Genghis Grill

People like to be free to choose what they eat, even when it comes to selecting ingredients. And giving the customers that power has made Genghis Grill’s concept quite appealing, CEO Al Bhakta says. “The customer is in charge of their own destiny” at the chain’s locations, he declares.

Dallas-based Genghis Grill operates 85 Asian stir-fry locations. The restaurants feature open food bars where customers can build their own meals from selections of meats, fish, seasonings, vegetables, sauces, rice, pastas, tortillas and noodles. The bowls are then cooked on a Mongolian grill by the restaurant’s chefs, known as “warriors.”

Today, Genghis Grill is in 20 states and employs more than 2,000 employees in its corporate locations. In addition, Bhakta says, the concept fits well in the Asian food niche, which is currently very strong. 

Previously, mom-and-pop restaurants had dominated the Asian segment. “It was really an untapped segment,” he recalls. New restaurants such as Genghis Grill “really catered to where the restaurant industry was going.”

An Appealing Concept

Bhakta has been with Genghis Grill since 2001, when he started as a franchisee. In 2004, he purchased Genghis Grill with his partners in the Chalak Group under the banner Genghis Grill Franchise Concepts LP.

An element of Genghis Grill that appealed to Bhakta is how it caters to nearly every consumer. “It’s a fresh concept,” he says, noting that it puts consumers in control of “their own palates.” 

Of course, this approach requires the work of many talented people at Genghis Grill. “It is a growing organization,” Bhakta says. “It takes a lot of time and commitment from a lot of people to make this engine go.”

These include workers at its locations and its senior managers. “It has been a fun ride, and it’s going to continue to be a fun ride,” he predicts.

New Additions

Genghis Grill recently launched several new initiatives, including four new appetizers: its chicken summer rolls, chicken lettuce wraps, chicken and teriyaki pot stickers, and edamame appetizers. “[These are] really the first [appetizers] for our brand,” he says, noting that 90 percent of its locations are carrying them. 

So far, “People are loving them,” Marketing Associate Chiara Granado says. “Everyone thinks [they are] a great idea and addition to our menu. The appetizers add more of a fresher twist to our concept. Now people can go into our restaurants having even more options to choose from.”

Because it gives its patrons so much freedom to choose, Genghis Grill works with AVS, a firm based in Dallas, to learn exactly what they think about their experiences in its locations. AVS allows customers to complete an online survey about their dining experiences. They can do it when they return home or immediately, on their smartphones. “It can be done easily as they walk out the door,” he states.

Servers will let the customer know about the survey, where they can also redeem an offer specified on their receipts. So far, more than 33,000 fans have used the survey tool.

“That’s really a big initiative for our company,” Bhakta reports. “We’re able to pinpoint where we’re having any type of issues at the store level, rather than doing [traditional surveys].” 

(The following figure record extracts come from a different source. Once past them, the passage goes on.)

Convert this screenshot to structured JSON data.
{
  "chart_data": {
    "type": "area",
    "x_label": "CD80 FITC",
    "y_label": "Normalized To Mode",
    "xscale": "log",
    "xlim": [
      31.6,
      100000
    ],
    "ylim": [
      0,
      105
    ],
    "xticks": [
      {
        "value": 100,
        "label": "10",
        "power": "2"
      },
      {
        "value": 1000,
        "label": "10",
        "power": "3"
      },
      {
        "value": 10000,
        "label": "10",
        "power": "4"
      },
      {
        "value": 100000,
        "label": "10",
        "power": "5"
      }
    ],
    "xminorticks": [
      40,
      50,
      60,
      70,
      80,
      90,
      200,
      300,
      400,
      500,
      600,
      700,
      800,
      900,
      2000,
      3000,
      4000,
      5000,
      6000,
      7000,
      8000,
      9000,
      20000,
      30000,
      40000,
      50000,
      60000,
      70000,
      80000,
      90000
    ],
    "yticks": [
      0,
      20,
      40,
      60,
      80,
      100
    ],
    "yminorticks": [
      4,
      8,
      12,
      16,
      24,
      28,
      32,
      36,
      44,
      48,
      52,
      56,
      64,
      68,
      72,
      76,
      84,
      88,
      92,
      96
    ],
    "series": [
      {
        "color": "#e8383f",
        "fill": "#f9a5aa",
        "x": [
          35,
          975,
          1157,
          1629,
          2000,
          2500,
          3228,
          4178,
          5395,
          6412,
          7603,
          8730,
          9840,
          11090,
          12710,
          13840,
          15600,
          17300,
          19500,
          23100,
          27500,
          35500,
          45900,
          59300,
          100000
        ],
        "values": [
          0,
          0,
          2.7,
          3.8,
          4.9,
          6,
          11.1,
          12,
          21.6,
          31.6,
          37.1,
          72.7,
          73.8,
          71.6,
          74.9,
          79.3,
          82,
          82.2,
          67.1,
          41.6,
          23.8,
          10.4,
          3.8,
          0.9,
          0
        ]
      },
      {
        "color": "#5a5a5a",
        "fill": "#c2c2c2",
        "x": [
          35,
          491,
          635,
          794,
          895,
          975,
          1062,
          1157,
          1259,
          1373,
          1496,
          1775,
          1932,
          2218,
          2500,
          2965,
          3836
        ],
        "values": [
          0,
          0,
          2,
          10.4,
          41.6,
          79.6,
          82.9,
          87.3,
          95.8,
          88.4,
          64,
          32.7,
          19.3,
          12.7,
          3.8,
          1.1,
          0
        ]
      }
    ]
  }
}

Bhakta calls AVS’s work “a great asset” that extends beyond customer surveys. The consultant also has designed an audit tool for Genghis Grill that can prevent fraud at the server and bartender level. “They also do all of our camera systems [and] all of our surveillance,” Bhakta adds. “They have really created a full platform of customer visibility.”

Weathering The Storm

Despite its success, Genghis Grill is facing some industry-wide challenges. One of them is higher commodity prices. “[We] have been [coping with these] for the last 18 months or so,” Bhakta reports. “That’s really been a battle with grain and corn commodities.” 

Another challenge is downward pricing pressure from competitors and budget-conscious consumers. “As a result, [there are] the Groupons and all of the group-buying deals out there,” he says.

“[The consumer is] looking for more bang for their buck as far as their food spending is concerned,” he continues. “From a financial standpoint, they’ve had some financial changes in their household.”

These pressures have been most pronounced in the Southeast, where “we’ve seen a decline in sales,” he states. Overall, though, “We’ve still weathered the storm really well,” he asserts, explaining that several of its locations have continued to see strong sales.